KCNQ3

Clinical Characteristics

KCNQ3-related disorders are associated with a spectrum of neurological phenotypes ranging from self-limiting (familial) neonatal/infantile epilepsy at the mild end to developmental and epileptic encephalopathy at the severe end. The large majority of patients present with neonatal seizures, but patients without neonatal seizures are described.

Self-limiting (familial) neonatal epilepsy (S(F)NE) due to heterozygous loss-of-function variants is characterized by seizures starting between the first and the eighth days of life. Seizure semiology is typically characterized by asymmetric tonic posturing, sometimes evolving to clonic jerking. Apneic episodes or autonomic changes are often associated. Seizures generally disappear between the first and 12th month of life. Sodium-channel blockers are considered as first-line treatment and seizures are usually treatment-responsive. Brain imaging is normal. Patients have a favorable long-term prognosis, and psychomotor development and clinical neurological examination are usually normal, although some patients with prolonged neonatal seizures, seizure recurrence later in life, and variable degrees of cognitive impairment, even within a family, have been described.

Self-limiting (familial) infantile epilepsy (S(F)IE) due to heterozygous loss-of-function variants is characterized by seizures starting in the first year of life. Seizure semiology is typically focal, but can generalize causing diffuse hypertonia with jerks of the limbs, head deviation, or motor arrest with unconsciousness and cyanosis. Seizures generally disappear between the first and second year of life. Sodium-channel blockers are considered as first-line treatment and seizures are usually treatment-responsive. Brain imaging is normal. Patients have a favorable long-term prognosis, and psychomotor development and clinical neurological examination are usually normal.

KCNQ3-Developmental and epileptic encephalopathy (KCNQ3-DEE) due to biallelic loss-of-function variants is characterized by neonatal epilepsy with mild to moderate developmental delay. Epilepsy emerges during the first week of life. After several months to years, seizures disappear, and EEG significantly ameliorate, although seizure recurrence is described. Despite this apparent positive evolution in terms of seizures, the developmental process is definitively altered and leads to a mild to moderate neurological impairment. Cortical visual impairment is described in some patients. Brain MRI is generally normal.
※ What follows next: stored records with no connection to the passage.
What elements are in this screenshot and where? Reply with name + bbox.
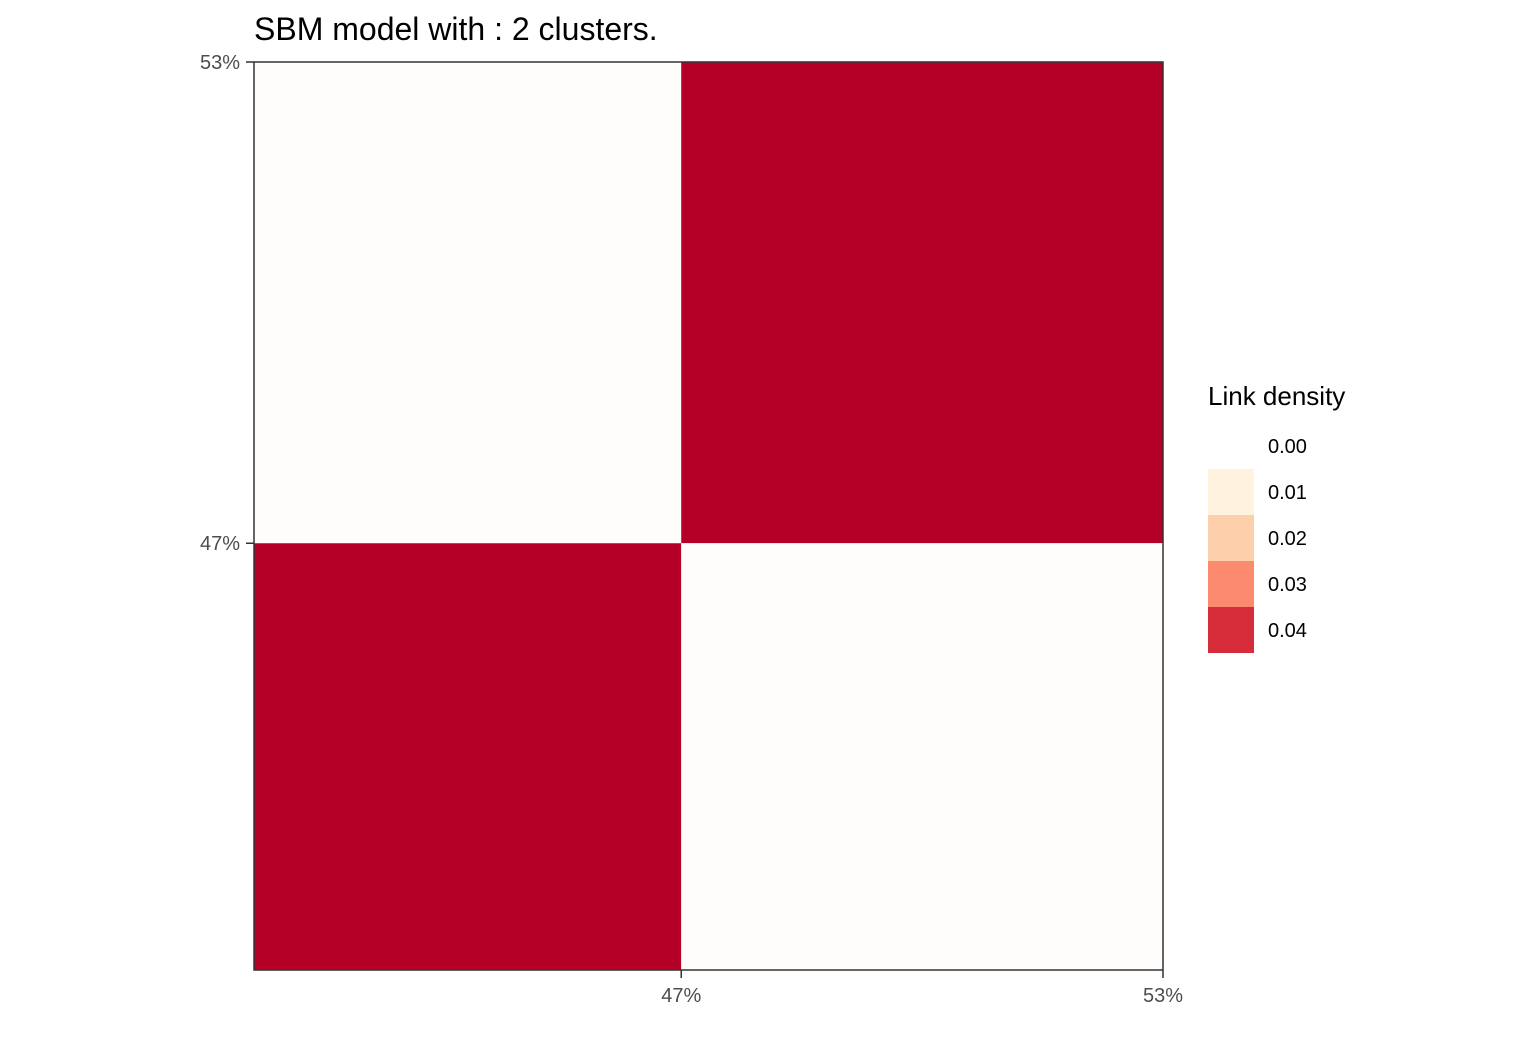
plot-frame xyxy=(253,61,1164,971)
legend-swatch xyxy=(1208,423,1254,469)
legend-swatch xyxy=(1208,515,1254,561)
legend-label: 0.01 xyxy=(1268,482,1307,504)
legend-entries: 0.00 0.01 0.02 0.03 0.04 xyxy=(1208,423,1307,653)
y-tick-label: 53% xyxy=(200,52,240,74)
legend: Link density 0.00 0.01 0.02 0.03 0.04 xyxy=(1208,381,1345,653)
legend-label: 0.02 xyxy=(1268,528,1307,550)
legend-swatch xyxy=(1208,469,1254,515)
heatmap-cell xyxy=(254,62,682,544)
heatmap-cells xyxy=(254,62,1163,970)
x-tick-label: 47% xyxy=(661,985,701,1007)
legend-label: 0.03 xyxy=(1268,574,1307,596)
legend-swatch xyxy=(1208,561,1254,607)
legend-title: Link density xyxy=(1208,381,1345,411)
heatmap-cell xyxy=(681,543,1163,970)
heatmap-cell xyxy=(254,543,682,970)
axis-ticks: 47% 53% 47% 53% xyxy=(200,52,1183,1007)
legend-swatch xyxy=(1208,607,1254,653)
legend-label: 0.00 xyxy=(1268,436,1307,458)
y-tick-label: 47% xyxy=(200,533,240,555)
heatmap-cell xyxy=(681,62,1163,544)
legend-label: 0.04 xyxy=(1268,620,1307,642)
x-tick-label: 53% xyxy=(1143,985,1183,1007)
chart-title: SBM model with : 2 clusters. xyxy=(254,11,658,47)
KCNQ3-encephalopathy without neonatal epilepsy due to de novo gain-of function variants (mainly R230H, R230C, R230S, and R227Q variants). Patients have autistic features and global developmental delay. Most children are able to walk but have prominent language impairment. Although EEG shows frequent sleep-activated multifocal epileptiform discharges, most patients do not have seizures. If they occur, seizures start after the neonatal period. Brain MRI is normal or shows non-specific abnormalities.